この学習過程において、本学の教員が優れた導きをみなさんに示します。本学の教員は、研究者教員と実務家教員からなります。いずれも、研究能力や実務実績が優れた教員ばかりです。例えば、研究に関して、査読付きの英語論文を出すだけでなく、国の代表的な科学研究費の代表者に約4割の教員がなっており、わが国有数の研究力と言えるでしょう。さらには、国立研究開発法人 科学技術振興機構(JST)の研究費獲得もあります。これらだけではなく、地域や地元の問題抽出と解決をデザインとエンジニアリングの融合から果たした事例なども挙げられます。本学の教員は、これらいずれをも、優れた実績を上げています。
みなさんは、今後、本学の教員から、専門知識とスキルを教授されるだけでなく、この学習過程において、先のコンピテンシーの獲得を強力に支援されます。PBLでは、学生みなさんが自ら、テーマを設定しています。この実例として、昨年度は、例えば、
・「廃棄食品を活用した新需要創出」をプロジェクトの目標において、静岡県浜松市の企業と連携し、その地域の幅ひろい産業と人々に貢献できる成果を上げたものがあります。
また、
・日本の準天頂衛星を活用して、フィジー共和国の政府組織が利用するシステム開発に参画し、日本・欧州の共通災害危険通報メッセージを電力が途絶えても供給できることに貢献したものがあります。
・さらには、人工知能を活用して、都会のみならず過疎地において、社会的弱者が公共交通を安心して使える交通システムのデザイン論の展開があります。
これらは、いずれも社会貢献に資するものです。これらの成果を出すには、通常の学部や大学院の学びだけでは達し得ないものがあります。学生みなさんの社会人としての特筆すべきスキルが大きく貢献していました。
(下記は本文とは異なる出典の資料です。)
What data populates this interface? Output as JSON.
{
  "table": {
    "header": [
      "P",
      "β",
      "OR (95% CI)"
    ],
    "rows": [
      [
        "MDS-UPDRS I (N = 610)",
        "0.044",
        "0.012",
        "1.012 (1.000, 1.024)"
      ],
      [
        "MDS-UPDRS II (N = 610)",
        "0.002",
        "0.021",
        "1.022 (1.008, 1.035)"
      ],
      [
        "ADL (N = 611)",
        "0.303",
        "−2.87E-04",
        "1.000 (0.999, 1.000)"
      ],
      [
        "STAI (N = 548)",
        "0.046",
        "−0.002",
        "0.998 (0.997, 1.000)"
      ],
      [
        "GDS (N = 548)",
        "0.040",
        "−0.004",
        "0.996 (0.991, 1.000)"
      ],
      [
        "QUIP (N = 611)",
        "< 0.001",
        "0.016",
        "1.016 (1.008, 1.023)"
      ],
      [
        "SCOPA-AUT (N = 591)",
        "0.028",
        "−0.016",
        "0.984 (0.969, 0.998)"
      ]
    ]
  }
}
そして、何より大事な点は学生みなさんは、努力を継続していることにあります。単に「努力しなさい」と言われても、人間は何らかの動機が無ければ、努力を続けることはできません。
また、経験が多い人ほど、失敗を避けようとして、保守的な道を歩みがちです。確かに、企業や組織において、失敗は時として致命的になるかもしれません。
しかし、「失敗から学ぶことが多い」という言葉があります。本学の学びの精神は、企業文化や組織文化のものとは異なります。本学は、教育研究機関であり、大学院ですから、失敗があったとしてもみなさんの能力が高まることに価値を置いています。
そのため、自分の得意な形を一度、脱ぎ捨ててチャレンジングな発想や学びを是非、行ってください。チャレンジングを行うには、時間と労力が時として必要です。
そう、社会人の学びを阻害する大きな要因は、時間と距離と言われています。そのため、本学は、学びやすい教育システムを導入しています。幾つかの授業ではハイフレックス制を部分的に導入して、時間と距離の制約を他大学に比べて、かなり低くなるようにしています。
また、授業の録画を行い復習に効果的なオンデマンド配信があります。さらには、授業コンテンツの入手やレポート提出がオンラインで行えるLMS(Learning Management System)の活用などがあります。
また、LMSで非同期な質疑応答をクラウド上で行えることにより、学習者全員で疑問や解決方法の共有化を図れるという、まさしくネット社会で言われている集合知の修得も行えます。これらは、本学が誇る先端を行くDXを駆使した教育システムの活用で実現しています。
本学は、皆さんに活躍できるだけの新たなコンピテンシーの獲得を要望します。新たな価値観を磨いてください。そして、他者の価値観を認めることのできる多様な価値観を持ってください。
最後に、私からみなさんに、本大学院で学ぶうえで、聞いていただきたい言葉があります。
それは、
「世の中で起こってほしい変化を起こす人になれ」
これは、Mahatma Gandhiの言葉です。私は、この言葉に付け加えたいことがあります。それは、
「社会をより良く変えるために、あなたが求められているのならば、無償で自分の知識を公開する」
もちろん、この考え方は、現実社会では難しいことを存じています。ですが、このような精神が社会を変革することに繋がる、ということが歴史上あったことも事実です。
新入生のみなさん、本学で学び、新たな知識・スキル・コンピテンシーを身に付けてください。「学習は最高の自己投資です。」また、多くの友人も作ってください。
本日は、誠におめでとうございます。